His hands slipped into the pockets of his trousers, and for a moment, we just sat in peaceful silence.

"Eliza. If you are not ready to say the words to me, don't. If you're not ready to leave, don't. That's all there is to it, but I am not going anywhere unless you ask me to. I'll travel home and back for as long as it takes for you. I am yours; I've decided it."

I swallowed. "You are so patient with me," I said.

"I have waited a decade for this moment; I will wait forever if I must."

I shook my head. "I have not been lucky to know patience like yours," I said. "I'm sorry I'm dramatic and a lot, and that I overthink, and that I...."

He was quiet. "You apologize for being who you are; I've just declared I love you for the same reason."

"In Gosil," I started, working up the nerve. "On your balcony..."

"I said a lot of things in Gosil.

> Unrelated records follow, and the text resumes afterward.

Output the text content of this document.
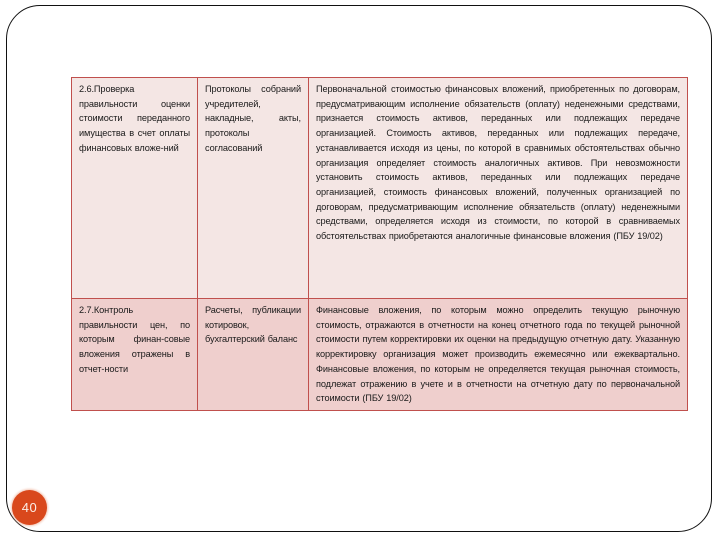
2.6.Проверка правильности оценки стоимости переданного имущества в счет оплаты финансовых вложе-ний	Протоколы собраний учредителей, накладные, акты, протоколы согласований	Первоначальной стоимостью финансовых вложений, приобретенных по договорам, предусматривающим исполнение обязательств (оплату) неденежными средствами, признается стоимость активов, переданных или подлежащих передаче организацией. Стоимость активов, переданных или подлежащих передаче, устанавливается исходя из цены, по которой в сравнимых обстоятельствах обычно организация определяет стоимость аналогичных активов. При невозможности установить стоимость активов, переданных или подлежащих передаче организацией, стоимость финансовых вложений, полученных организацией по договорам, предусматривающим исполнение обязательств (оплату) неденежными средствами, определяется исходя из стоимости, по которой в сравниваемых обстоятельствах приобретаются аналогичные финансовые вложения (ПБУ 19/02)
2.7.Контроль правильности цен, по которым финан-совые вложения отражены в отчет-ности	Расчеты, публикации котировок, бухгалтерский баланс	Финансовые вложения, по которым можно определить текущую рыночную стоимость, отражаются в отчетности на конец отчетного года по текущей рыночной стоимости путем корректировки их оценки на предыдущую отчетную дату. Указанную корректировку организация может производить ежемесячно или ежеквартально. Финансовые вложения, по которым не определяется текущая рыночная стоимость, подлежат отражению в учете и в отчетности на отчетную дату по первоначальной стоимости (ПБУ 19/02)
40
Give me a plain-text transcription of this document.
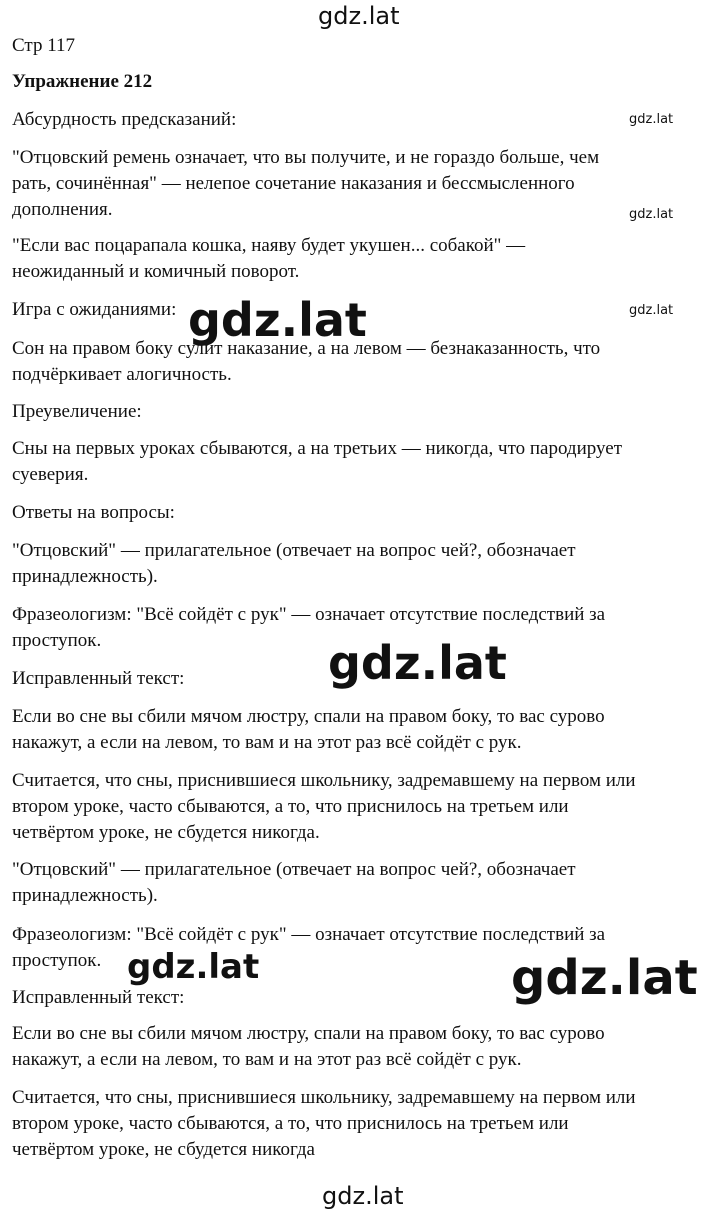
gdz.lat
Стр 117
Упражнение 212
Абсурдность предсказаний:	gdz.lat
"Отцовский ремень означает, что вы получите, и не гораздо больше, чем
рать, сочинённая" — нелепое сочетание наказания и бессмысленного
дополнения.	gdz.lat
"Если вас поцарапала кошка, наяву будет укушен... собакой" —
неожиданный и комичный поворот.
Игра с ожиданиями:	gdz.lat
gdz.lat
Сон на правом боку сулит наказание, а на левом — безнаказанность, что
подчёркивает алогичность.
Преувеличение:
Сны на первых уроках сбываются, а на третьих — никогда, что пародирует
суеверия.
Ответы на вопросы:
"Отцовский" — прилагательное (отвечает на вопрос чей?, обозначает
принадлежность).
Фразеологизм: "Всё сойдёт с рук" — означает отсутствие последствий за
проступок.	gdz.lat
Исправленный текст:
Если во сне вы сбили мячом люстру, спали на правом боку, то вас сурово
накажут, а если на левом, то вам и на этот раз всё сойдёт с рук.
Считается, что сны, приснившиеся школьнику, задремавшему на первом или
втором уроке, часто сбываются, а то, что приснилось на третьем или
четвёртом уроке, не сбудется никогда.
"Отцовский" — прилагательное (отвечает на вопрос чей?, обозначает
принадлежность).
Фразеологизм: "Всё сойдёт с рук" — означает отсутствие последствий за
проступок. gdz.lat	gdz.lat
Исправленный текст:
Если во сне вы сбили мячом люстру, спали на правом боку, то вас сурово
накажут, а если на левом, то вам и на этот раз всё сойдёт с рук.
Считается, что сны, приснившиеся школьнику, задремавшему на первом или
втором уроке, часто сбываются, а то, что приснилось на третьем или
четвёртом уроке, не сбудется никогда
gdz.lat
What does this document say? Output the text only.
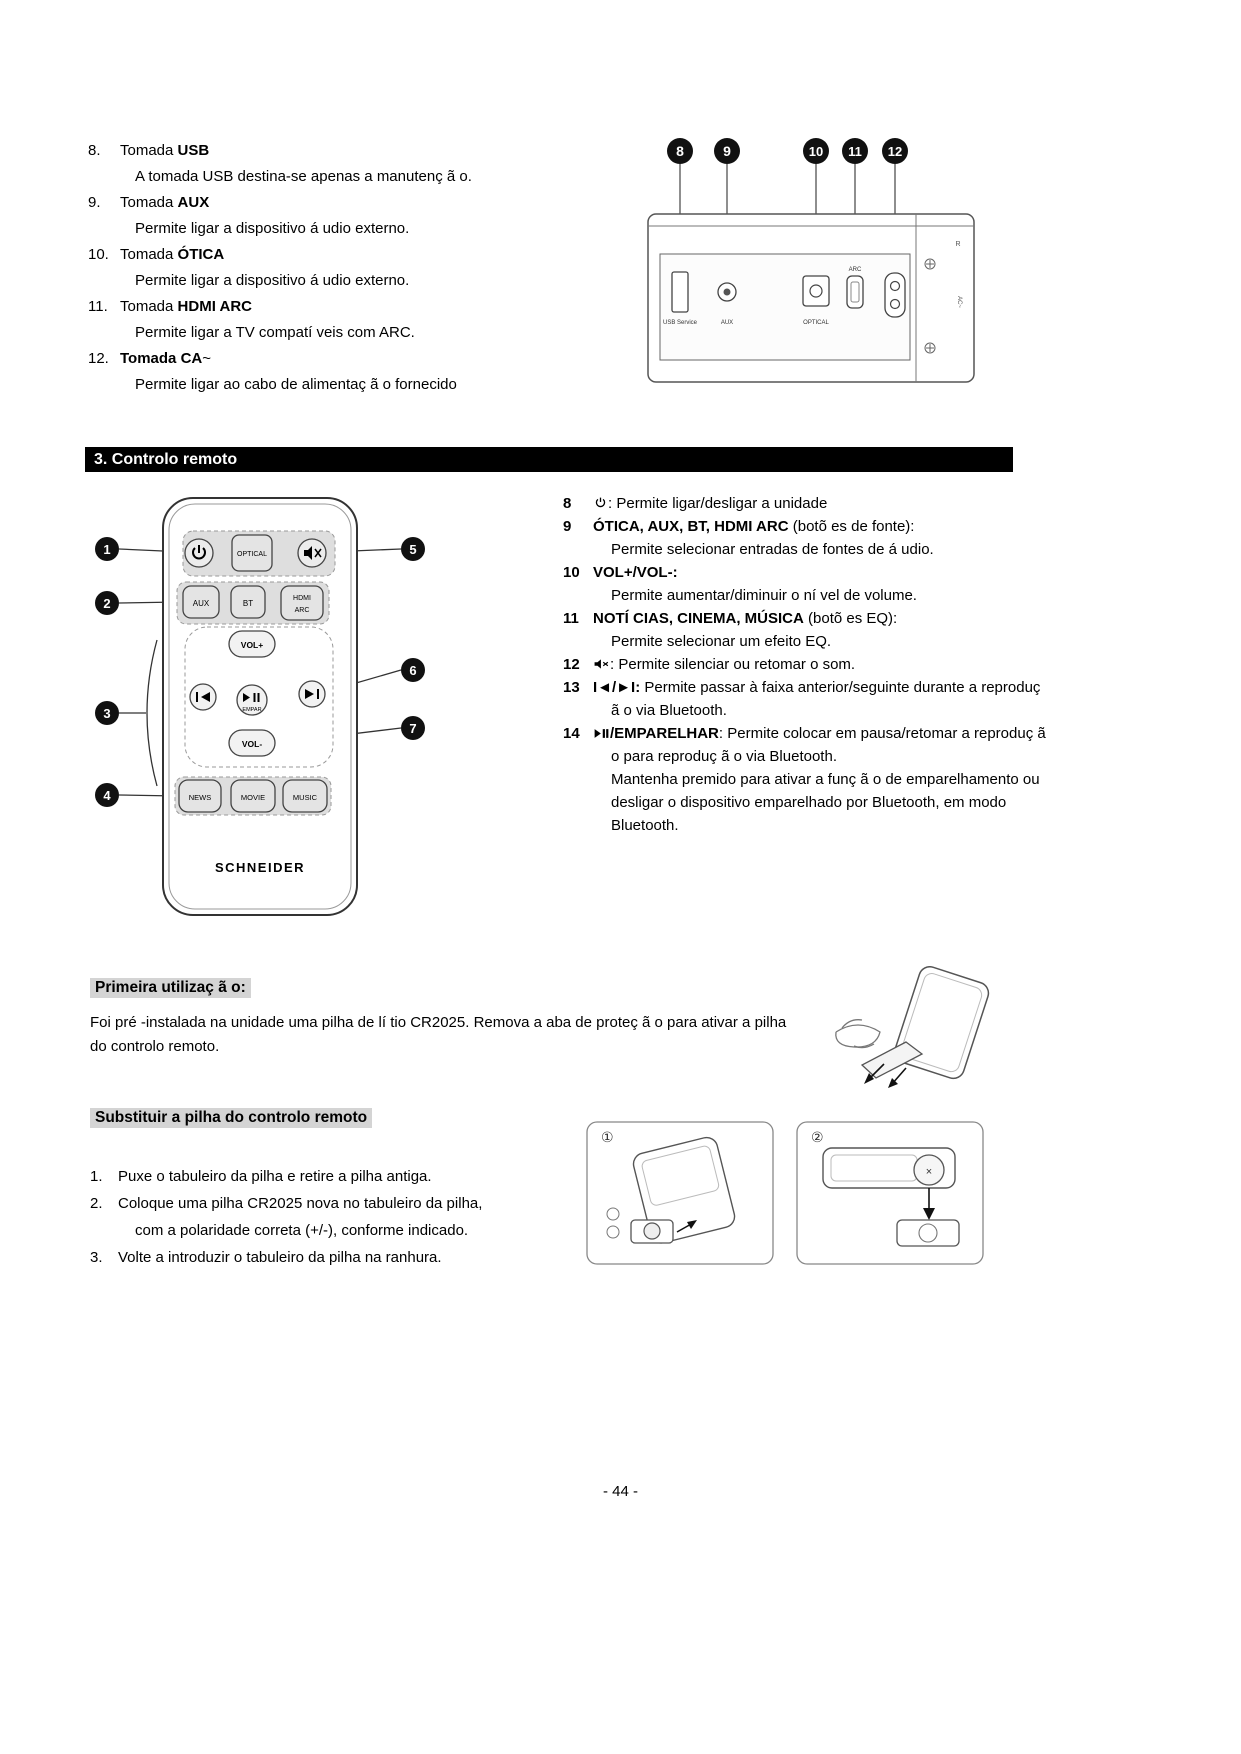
8.	Tomada USB
A tomada USB destina-se apenas a manutenç ã o.
9.	Tomada AUX
Permite ligar a dispositivo á udio externo.
10. Tomada ÓTICA
Permite ligar a dispositivo á udio externo.
11. Tomada HDMI ARC
Permite ligar a TV compatí veis com ARC.
12. Tomada CA~
Permite ligar ao cabo de alimentaç ã o fornecido
USB Service	AUX	OPTICAL
ARC
R
AC~
8	9	10 11 12
3. Controlo remoto
OPTICAL
AUX	BT
HDMI
ARC
VOL+
EMPAR
VOL-
NEWS	MOVIE	MUSIC
SCHNEIDER
1
2
3
4
5
6
7
8	: Permite ligar/desligar a unidade
9	ÓTICA, AUX, BT, HDMI ARC (botõ es de fonte):
Permite selecionar entradas de fontes de á udio.
10 VOL+/VOL-:
Permite aumentar/diminuir o ní vel de volume.
11 NOTÍ CIAS, CINEMA, MÚSICA (botõ es EQ):
Permite selecionar um efeito EQ.
12	: Permite silenciar ou retomar o som.
13 I◄/►I: Permite passar à faixa anterior/seguinte durante a reproduç ã o via Bluetooth.
14	/EMPARELHAR: Permite colocar em pausa/retomar a reproduç ã o para reproduç ã o via Bluetooth.
Mantenha premido para ativar a funç ã o de emparelhamento ou desligar o dispositivo emparelhado por Bluetooth, em modo Bluetooth.
Primeira utilizaç ã o:
Foi pré -instalada na unidade uma pilha de lí tio CR2025. Remova a aba de proteç ã o para ativar a pilha do controlo remoto.
Substituir a pilha do controlo remoto
1.	Puxe o tabuleiro da pilha e retire a pilha antiga.
2.	Coloque uma pilha CR2025 nova no tabuleiro da pilha,
com a polaridade correta (+/-), conforme indicado.
3.	Volte a introduzir o tabuleiro da pilha na ranhura.
①	②
×
- 44 -
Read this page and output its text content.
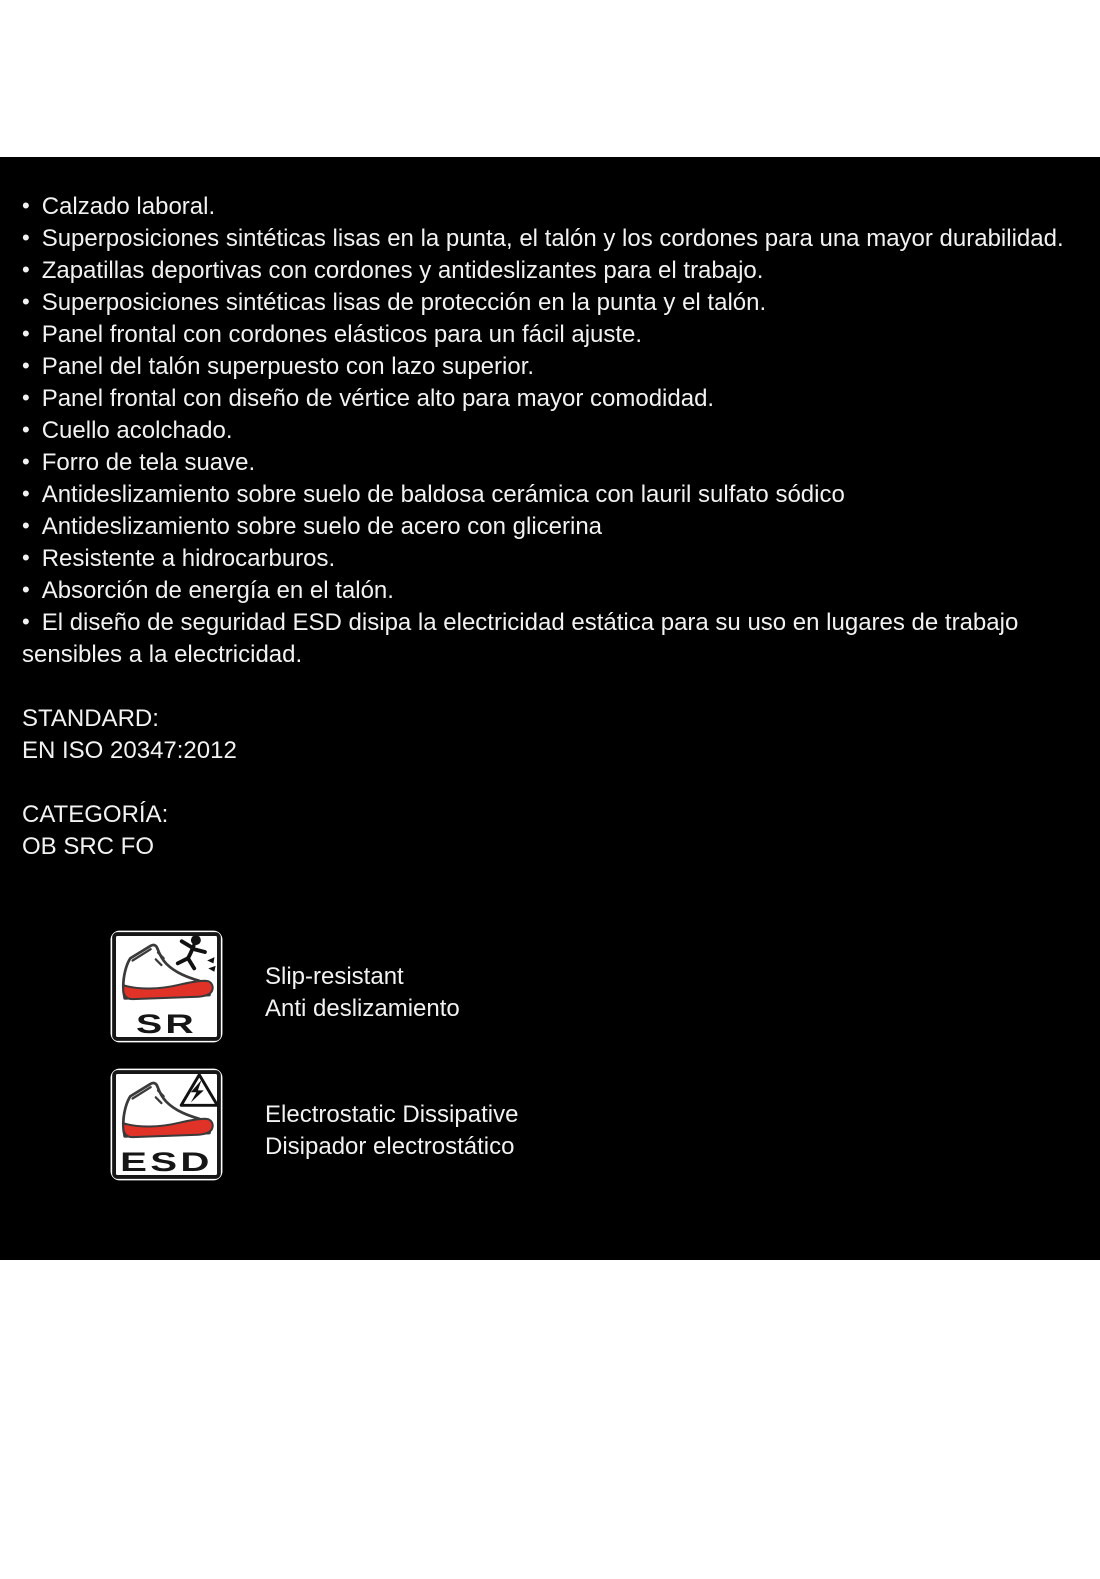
• Calzado laboral.

• Superposiciones sintéticas lisas en la punta, el talón y los cordones para una mayor durabilidad.

• Zapatillas deportivas con cordones y antideslizantes para el trabajo.

• Superposiciones sintéticas lisas de protección en la punta y el talón.

• Panel frontal con cordones elásticos para un fácil ajuste.

• Panel del talón superpuesto con lazo superior.

• Panel frontal con diseño de vértice alto para mayor comodidad.

• Cuello acolchado.

• Forro de tela suave.

• Antideslizamiento sobre suelo de baldosa cerámica con lauril sulfato sódico

• Antideslizamiento sobre suelo de acero con glicerina

• Resistente a hidrocarburos.

• Absorción de energía en el talón.

• El diseño de seguridad ESD disipa la electricidad estática para su uso en lugares de trabajo sensibles a la electricidad.

STANDARD:

EN ISO 20347:2012

CATEGORÍA:

OB SRC FO

SR

Slip-resistant

Anti deslizamiento

ESD

Electrostatic Dissipative

Disipador electrostático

We were upset in different ways."

"Yes, but..." I hesitated. "You said that you had been hopeful."

"Yes."

"That you would stand on your balcony and look out across the sea... To the mountains and past, and that despite the fact that you could not actually see me, you dreamed of me."

He looked down. "...Yes. I did."

"I thought you were distancing yourself from me, not confessing how you felt. I'm sorry to be so thickheaded, but... Ask. Askar... I believe you when you say we're each other's halves."